Subcritical is a short film about Planet B, the planetary geology and a colonization of universe, it is about Elon and Jeff in space-cowboy uniforms and about landing on the moon.  

What inspired me to make this film were research presentations of planetary geologists, subcritical cracking of our planet as a symbol of our anxieties over its future, and dreams about the escape to the new earth with the soundtrack of Apollo 11 landing on the Moon. 

Subcritical the film is a 15 minute loop of destruction and creation, a cycle with us, or without us. The lights of the stars seen in the crevasses are immune to our concerns.  

Marek Ranis. Video Still from Subcritical, 2022, CGI video 14:23 

From initial research to project development, most creatives follow a personal pattern of artistic processes, relying on familiar concepts, often limited by well-established perceptions and craft. It is difficult to escape such processes once guidelines and ways of working have been established. New critical thinking requires opening silos, maybe returning to Goethe’s freedom, a pre-modern synergy of arts and science. We need to wander through the mountains as a poets, playwright, scientists, artists, novelists, all at once, creating new paths of understanding and relating to our planet. 

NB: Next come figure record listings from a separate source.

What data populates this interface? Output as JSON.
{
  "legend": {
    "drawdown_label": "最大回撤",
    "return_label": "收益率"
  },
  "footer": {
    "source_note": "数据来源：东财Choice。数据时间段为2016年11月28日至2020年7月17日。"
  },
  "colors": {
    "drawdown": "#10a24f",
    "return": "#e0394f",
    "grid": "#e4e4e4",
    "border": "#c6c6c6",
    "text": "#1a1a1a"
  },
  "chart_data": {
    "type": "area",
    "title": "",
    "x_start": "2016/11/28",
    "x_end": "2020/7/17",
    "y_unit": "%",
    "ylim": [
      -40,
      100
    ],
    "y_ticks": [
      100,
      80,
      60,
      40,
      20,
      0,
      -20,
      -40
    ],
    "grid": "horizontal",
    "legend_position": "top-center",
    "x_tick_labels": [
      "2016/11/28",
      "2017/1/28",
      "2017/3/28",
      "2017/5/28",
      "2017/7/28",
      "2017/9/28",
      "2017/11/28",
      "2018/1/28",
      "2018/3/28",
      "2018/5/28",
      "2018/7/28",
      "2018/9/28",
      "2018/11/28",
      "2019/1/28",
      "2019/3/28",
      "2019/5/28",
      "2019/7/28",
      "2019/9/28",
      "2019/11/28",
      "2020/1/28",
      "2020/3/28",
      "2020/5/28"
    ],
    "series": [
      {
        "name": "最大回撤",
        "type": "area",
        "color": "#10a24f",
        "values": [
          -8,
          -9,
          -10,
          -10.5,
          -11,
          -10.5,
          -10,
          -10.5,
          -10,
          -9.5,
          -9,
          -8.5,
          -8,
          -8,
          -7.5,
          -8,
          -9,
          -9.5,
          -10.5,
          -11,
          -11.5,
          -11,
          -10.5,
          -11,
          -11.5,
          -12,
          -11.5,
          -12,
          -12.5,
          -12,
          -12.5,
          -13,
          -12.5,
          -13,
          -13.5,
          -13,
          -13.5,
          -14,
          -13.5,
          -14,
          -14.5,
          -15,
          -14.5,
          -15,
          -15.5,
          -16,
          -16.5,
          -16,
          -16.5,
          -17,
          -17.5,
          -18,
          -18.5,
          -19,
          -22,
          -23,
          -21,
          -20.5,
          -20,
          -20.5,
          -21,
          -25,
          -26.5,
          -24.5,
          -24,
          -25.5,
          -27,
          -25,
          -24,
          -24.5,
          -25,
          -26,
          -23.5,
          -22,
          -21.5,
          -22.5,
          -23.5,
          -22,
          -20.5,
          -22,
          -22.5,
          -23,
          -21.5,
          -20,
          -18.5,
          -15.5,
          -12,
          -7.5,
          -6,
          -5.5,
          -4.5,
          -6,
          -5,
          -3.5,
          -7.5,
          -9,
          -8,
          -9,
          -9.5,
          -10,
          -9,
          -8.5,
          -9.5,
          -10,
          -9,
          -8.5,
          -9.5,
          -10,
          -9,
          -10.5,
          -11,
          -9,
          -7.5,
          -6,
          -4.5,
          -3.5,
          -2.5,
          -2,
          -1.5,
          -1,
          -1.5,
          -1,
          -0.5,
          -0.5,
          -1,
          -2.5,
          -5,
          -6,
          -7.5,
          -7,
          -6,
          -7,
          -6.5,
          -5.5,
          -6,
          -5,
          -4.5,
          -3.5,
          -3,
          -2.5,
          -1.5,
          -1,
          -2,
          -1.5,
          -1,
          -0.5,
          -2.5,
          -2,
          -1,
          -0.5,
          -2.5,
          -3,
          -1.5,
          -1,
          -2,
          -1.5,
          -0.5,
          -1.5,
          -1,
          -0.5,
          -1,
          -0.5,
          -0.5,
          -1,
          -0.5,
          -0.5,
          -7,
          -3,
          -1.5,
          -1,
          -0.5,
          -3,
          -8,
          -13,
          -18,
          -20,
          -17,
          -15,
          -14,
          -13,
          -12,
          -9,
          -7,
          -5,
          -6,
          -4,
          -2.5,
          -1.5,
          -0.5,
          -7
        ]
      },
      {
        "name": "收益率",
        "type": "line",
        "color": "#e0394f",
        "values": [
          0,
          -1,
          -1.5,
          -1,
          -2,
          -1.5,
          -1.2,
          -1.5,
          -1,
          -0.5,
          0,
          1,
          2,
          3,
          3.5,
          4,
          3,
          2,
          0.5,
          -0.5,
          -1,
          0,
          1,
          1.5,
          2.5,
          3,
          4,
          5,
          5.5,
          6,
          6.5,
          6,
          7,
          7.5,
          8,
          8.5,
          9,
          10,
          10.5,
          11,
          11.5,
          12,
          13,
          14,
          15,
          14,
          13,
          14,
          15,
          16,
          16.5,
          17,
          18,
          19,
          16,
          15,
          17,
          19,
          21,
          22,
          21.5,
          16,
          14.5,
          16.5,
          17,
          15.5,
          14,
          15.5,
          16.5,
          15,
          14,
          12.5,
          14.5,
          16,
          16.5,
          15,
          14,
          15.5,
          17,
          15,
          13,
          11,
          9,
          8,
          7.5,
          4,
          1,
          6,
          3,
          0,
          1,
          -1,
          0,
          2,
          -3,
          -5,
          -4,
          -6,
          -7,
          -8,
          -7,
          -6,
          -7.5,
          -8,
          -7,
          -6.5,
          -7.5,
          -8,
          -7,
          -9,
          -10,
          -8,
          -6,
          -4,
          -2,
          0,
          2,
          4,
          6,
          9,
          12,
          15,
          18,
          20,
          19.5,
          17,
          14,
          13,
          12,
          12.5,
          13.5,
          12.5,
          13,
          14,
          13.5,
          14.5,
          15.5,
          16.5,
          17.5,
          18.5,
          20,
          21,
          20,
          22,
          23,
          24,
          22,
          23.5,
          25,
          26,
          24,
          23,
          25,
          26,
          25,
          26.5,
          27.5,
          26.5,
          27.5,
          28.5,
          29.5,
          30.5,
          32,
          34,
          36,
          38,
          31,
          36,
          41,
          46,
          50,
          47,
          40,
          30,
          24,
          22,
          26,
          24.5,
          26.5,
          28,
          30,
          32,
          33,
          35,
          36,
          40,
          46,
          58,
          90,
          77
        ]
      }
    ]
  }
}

In reconnecting maybe the disciplines, we creatives and scientists can be more effective in combating the societal challenges and to justify our interests and our work. In many ways,we all are seeking universal meanings and significance hoping that the vanity of self-fulfillment is overshadowed by a larger purpose. I believe that for the society at large, any progress of humanity is measured by the growing understanding of the world and our ability to relate to it emotionally or emphatically.  

In my dreams, I still see my Karkonosze frozen in time, forever unchangeable. 

Marek Ranis  

Bibliography

Marek Ranis is a multi-media environmental artist and Professor of Art at the College of Arts and Architecture, University of North Carolina at Charlotte. Since 2003, Ranis has conducted creative research on Albedo, encompassinga series of projects ranging from installation, sculpture, and painting, to video and photography. Albedo’s focus has been global climate change and the era of Anthropocene. His project, Arrival Greenland,explores climate change in the context of post-colonialism. His films Hold On, Like Shishmaref, and Tourist investigate the relationship between the perceived remoteness of climate change-related events and their global reach. His recent multi-disciplinary project, Arctic Utopia, is focused on dramatic social, economic, and demographic changes in the High North while addressing language diversity in Alaska.Research projects on climate have taken Ranis to Iceland, Norway, Australia, Alaska, Greenland, Mauritius, and South Africa. He is the recipient of numerous grants, fellowships, and residencies, including the UNESCO Aschberg Fellowship, American-Scandinavian Foundation Grant, Rasmuson Fellowship, N.C. Arts Council Fellowship Award, multiple Arts and Science Council Grants, and several UNCC Faculty Research Grants.